Surabaya (ANTARA) - Komisi A Bidang Hukum dan Pemerintahan DPRD Kota Surabaya mempertanyakan penggunaan anggaran penanganan COVID-19 yang telah dianggarkan melalui APBD Surabaya sebesar Rp196 miliar.

Anggota Komisi A DPRD Surabaya M Machmud, di Surabaya, Rabu, mengatakan dalam teleconference Pemkot Surabaya dengan DPRD Surabaya pada Maret 2020, Wali Kota Surabaya Tri Rismaharini menyatakan telah menganggarkan Rp196 miliar untuk penanganan COVID-19 di Surabaya.

"Tapi sampai sekarang belum terlihat penggunaan anggaran itu," kata Machmud.

Baca juga: DPRD Surabaya usul bentuk gugus tugas COVID-19 tingkat kelurahan

Menurut dia, selama ini banyak bantuan penanganan COVID-19 dari sejumlah pihak baik dari instansi pemerintahan maupun swasta serta perorangan mengalir ke Pemkot Surabaya. Dengan demikian, lanjut dia, anggaran yang telah disediakan tidak terpakai banyak.

Selama ini, kata dia, DPRD Surabaya hanya diberi lembaran kertas sebagai formalitas laporan penerimaan bantuan penanganan COVID-19 dari berbagai pihak termasuk para pengusaha dan didisitribusikan ke mana saja bantuan itu.

"Sampai sekarang belum ada laporan penggunaan APBD, yang dipakai sudah berapa dan untuk apa saja. Saya malah dapat laporan katanya banyak sembako yang menumpuk di kantor kecamatan," katanya.

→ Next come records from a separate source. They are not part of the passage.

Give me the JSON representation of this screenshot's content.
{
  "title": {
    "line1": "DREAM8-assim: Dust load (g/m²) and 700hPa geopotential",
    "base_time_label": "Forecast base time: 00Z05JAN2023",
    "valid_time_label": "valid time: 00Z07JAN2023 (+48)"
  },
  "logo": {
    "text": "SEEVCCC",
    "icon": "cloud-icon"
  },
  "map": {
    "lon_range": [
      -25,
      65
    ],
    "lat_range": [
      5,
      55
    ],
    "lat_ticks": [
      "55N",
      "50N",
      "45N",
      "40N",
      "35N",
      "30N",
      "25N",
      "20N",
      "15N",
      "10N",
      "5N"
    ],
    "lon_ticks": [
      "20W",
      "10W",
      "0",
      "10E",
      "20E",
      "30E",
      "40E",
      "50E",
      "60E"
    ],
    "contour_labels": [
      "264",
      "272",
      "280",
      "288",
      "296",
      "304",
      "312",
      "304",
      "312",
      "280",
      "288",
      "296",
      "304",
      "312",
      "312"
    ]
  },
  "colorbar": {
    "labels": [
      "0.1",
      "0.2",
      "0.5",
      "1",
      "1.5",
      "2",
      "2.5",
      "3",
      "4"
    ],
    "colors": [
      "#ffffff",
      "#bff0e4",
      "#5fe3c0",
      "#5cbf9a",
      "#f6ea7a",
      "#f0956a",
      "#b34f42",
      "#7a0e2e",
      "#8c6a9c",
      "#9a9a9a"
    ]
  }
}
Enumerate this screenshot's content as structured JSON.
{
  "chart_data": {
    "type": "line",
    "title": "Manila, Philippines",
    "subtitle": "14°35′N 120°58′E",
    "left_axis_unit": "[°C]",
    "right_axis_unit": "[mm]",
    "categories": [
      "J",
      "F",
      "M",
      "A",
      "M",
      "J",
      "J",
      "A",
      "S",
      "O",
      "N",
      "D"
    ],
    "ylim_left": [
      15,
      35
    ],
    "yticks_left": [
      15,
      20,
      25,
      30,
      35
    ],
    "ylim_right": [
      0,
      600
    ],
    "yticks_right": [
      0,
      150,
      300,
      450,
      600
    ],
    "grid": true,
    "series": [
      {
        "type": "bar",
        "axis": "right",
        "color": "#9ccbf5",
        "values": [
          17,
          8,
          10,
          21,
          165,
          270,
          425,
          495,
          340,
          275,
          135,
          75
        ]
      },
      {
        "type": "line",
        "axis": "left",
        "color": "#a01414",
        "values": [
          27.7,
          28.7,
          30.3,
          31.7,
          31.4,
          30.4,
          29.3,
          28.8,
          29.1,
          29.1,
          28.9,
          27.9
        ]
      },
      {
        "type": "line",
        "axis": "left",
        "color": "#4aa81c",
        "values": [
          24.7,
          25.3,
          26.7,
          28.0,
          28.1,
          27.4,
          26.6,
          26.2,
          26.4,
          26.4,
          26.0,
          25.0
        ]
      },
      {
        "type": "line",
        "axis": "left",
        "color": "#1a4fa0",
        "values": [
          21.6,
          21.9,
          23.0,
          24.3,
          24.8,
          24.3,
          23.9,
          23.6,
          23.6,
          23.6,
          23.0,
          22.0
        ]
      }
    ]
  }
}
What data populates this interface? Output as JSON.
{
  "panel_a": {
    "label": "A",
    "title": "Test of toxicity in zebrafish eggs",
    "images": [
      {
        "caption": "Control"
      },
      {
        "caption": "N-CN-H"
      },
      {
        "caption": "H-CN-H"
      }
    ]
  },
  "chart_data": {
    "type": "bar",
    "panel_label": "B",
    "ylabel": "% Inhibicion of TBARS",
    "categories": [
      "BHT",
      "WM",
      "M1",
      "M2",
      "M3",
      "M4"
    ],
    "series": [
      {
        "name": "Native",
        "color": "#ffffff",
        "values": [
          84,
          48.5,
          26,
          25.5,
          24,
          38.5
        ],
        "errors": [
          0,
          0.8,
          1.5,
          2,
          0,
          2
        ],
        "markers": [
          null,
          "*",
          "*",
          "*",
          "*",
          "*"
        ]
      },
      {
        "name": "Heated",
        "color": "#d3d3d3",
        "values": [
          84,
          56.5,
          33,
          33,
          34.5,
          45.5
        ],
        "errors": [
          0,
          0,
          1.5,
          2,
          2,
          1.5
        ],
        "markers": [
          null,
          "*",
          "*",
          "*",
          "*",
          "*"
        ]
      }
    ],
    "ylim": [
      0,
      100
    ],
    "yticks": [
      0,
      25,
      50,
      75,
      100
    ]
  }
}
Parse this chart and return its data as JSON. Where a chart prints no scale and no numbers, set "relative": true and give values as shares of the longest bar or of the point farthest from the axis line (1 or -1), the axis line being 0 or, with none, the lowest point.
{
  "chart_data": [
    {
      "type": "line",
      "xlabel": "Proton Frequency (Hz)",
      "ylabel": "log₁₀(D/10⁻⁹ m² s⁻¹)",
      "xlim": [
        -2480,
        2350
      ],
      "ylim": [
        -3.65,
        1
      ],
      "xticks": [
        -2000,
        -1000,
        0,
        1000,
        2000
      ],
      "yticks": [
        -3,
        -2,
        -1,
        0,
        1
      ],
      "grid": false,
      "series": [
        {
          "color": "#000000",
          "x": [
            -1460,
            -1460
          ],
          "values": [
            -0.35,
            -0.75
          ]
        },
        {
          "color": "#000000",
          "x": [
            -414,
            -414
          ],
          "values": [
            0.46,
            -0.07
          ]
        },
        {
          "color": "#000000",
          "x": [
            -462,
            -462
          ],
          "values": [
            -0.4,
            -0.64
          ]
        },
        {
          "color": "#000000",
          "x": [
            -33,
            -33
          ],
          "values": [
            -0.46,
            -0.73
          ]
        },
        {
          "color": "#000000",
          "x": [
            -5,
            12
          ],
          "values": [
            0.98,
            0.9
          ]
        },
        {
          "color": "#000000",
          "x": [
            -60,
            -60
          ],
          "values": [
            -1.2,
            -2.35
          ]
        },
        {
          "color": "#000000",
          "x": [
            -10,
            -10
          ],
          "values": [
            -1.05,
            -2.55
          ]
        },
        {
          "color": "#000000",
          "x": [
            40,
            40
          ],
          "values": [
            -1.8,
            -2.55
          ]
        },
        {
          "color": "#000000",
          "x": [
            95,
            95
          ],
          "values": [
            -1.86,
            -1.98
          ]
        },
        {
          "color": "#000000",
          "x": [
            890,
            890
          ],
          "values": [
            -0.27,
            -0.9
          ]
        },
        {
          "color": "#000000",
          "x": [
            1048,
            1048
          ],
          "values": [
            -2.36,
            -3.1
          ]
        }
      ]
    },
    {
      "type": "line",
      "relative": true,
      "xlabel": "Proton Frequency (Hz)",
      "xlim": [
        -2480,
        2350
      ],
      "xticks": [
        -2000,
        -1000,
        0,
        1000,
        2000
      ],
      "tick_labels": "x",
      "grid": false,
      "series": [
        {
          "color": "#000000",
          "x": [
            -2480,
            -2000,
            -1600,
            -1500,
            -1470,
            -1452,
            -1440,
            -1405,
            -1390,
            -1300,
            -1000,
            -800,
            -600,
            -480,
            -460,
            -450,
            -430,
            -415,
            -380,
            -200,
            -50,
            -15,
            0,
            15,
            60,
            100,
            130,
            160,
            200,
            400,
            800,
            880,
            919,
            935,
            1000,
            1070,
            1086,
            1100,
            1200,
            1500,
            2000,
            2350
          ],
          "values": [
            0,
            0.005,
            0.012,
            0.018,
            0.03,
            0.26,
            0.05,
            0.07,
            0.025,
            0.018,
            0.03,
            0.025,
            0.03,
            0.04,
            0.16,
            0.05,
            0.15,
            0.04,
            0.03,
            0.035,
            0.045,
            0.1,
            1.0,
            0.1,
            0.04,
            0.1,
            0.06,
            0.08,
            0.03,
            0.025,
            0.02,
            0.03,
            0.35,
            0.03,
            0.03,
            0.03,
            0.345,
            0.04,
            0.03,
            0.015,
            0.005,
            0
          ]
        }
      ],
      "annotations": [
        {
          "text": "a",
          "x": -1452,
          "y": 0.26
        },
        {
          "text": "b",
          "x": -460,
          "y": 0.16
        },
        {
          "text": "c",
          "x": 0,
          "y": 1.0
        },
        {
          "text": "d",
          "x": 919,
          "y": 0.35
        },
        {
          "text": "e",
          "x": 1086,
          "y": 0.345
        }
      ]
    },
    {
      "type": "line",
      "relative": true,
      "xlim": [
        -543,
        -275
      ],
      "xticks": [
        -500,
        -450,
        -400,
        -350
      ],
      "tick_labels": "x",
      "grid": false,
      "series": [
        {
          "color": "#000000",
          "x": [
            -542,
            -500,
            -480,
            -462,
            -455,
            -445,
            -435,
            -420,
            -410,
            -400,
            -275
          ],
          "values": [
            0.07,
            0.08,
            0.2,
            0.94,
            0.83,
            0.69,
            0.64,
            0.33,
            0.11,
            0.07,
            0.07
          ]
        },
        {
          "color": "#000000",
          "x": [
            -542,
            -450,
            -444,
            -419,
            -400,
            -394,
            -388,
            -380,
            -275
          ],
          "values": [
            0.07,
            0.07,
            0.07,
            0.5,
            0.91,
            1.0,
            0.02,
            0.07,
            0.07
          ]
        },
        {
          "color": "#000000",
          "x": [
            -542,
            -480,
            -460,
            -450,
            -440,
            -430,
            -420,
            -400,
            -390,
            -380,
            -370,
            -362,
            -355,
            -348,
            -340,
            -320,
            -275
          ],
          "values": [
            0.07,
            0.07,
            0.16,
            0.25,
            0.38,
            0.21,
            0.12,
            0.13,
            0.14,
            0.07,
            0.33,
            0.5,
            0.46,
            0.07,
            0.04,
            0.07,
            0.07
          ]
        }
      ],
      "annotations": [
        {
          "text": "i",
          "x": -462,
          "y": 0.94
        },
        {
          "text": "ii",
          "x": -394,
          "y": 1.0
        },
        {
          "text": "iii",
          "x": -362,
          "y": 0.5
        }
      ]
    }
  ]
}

Baca juga: Pemkot Surabaya jelaskan alasan tidak bentuk gugus tugas kelurahan

Mantan Ketua DPRD Surabaya ini menilai Pemkot Surabaya selama ini terkesan hanya menunggu bantuan-bantuan saja untuk membantu warga Surabaya di tengah pandemi COVID-19. "Sebenarnya siapa yang menyelesaikan masalah ini, pemkot apa pengusaha," ujarnya.

Bahkan, menurut politikus Parta Demokrat ini, ada saran dari beberapa pihak agar Pemkot Surabaya membeli mobil laboratorium PCR baru-baru ini dinilai terlambat karena pandemi COVID-19 sudah berjalan tiga bulan ini.

Untuk itu, Machmud meminta Pemkot Surabaya agar lebih fokus dalam penanganan COVID-19 menyusul angka kasus warga yang positif COVID-19 di Surabaya sampai ini masih bertambah.

"Kami berharap agar pemkot fokus penyembuhan pasien COVID-19 dan menekan angka kematian akibat COVID-19," katanya.

Baca juga: DPRD berharap hasil swab di Surabaya disampaikan dengan cepat

Selain itu, ia juga meminta Pemkot Surabaya bersikap bijak jika ada kritik dari Pemerintah Provinsi Jatim terkait penanganan COVID-19 di Surabaya sebagai masukan. "Jadi buat introspeksi diri untuk melengkapi dan menyempurnakan tindakan selama ini yang mungkin dianggap kurang tepat guna atau tepat sasaran," katanya.

"Untuk itu harus ada evaluasi kegiatan apa saja yang sudah dilakukan selama ini. Tentunya harus lebih baik dan bisa menurunkan angka korban. Jika memang menurun berarti tepat, tapi jika korban naik berarti kurang tepat," katanya.

Wali Kota Surabaya Tri Rismaharini sebelumnya mengatakan Pemkot Surabaya telah melakukan berbagai upaya memutus mata rantai penyebaran COVID-19 di Surabaya, salah satunya dengan menekankan tracing (pelacakan) dan pemetaan suatu wilayah secara masif.

Baca juga: Risma jelaskan alasan tingginya kasus COVID-19 di Surabaya

"Ketika pertama kali menerima data seseorang dinyatakan positif COVID-19, maka yang dilakukan saat itu adalah melakukan tracing. Jadi kami punya beberapa klaster yang ada di Surabaya. Kita tracing, siapa dia, ketemu di mana, kemudian siapa saja di situ," kata Risma.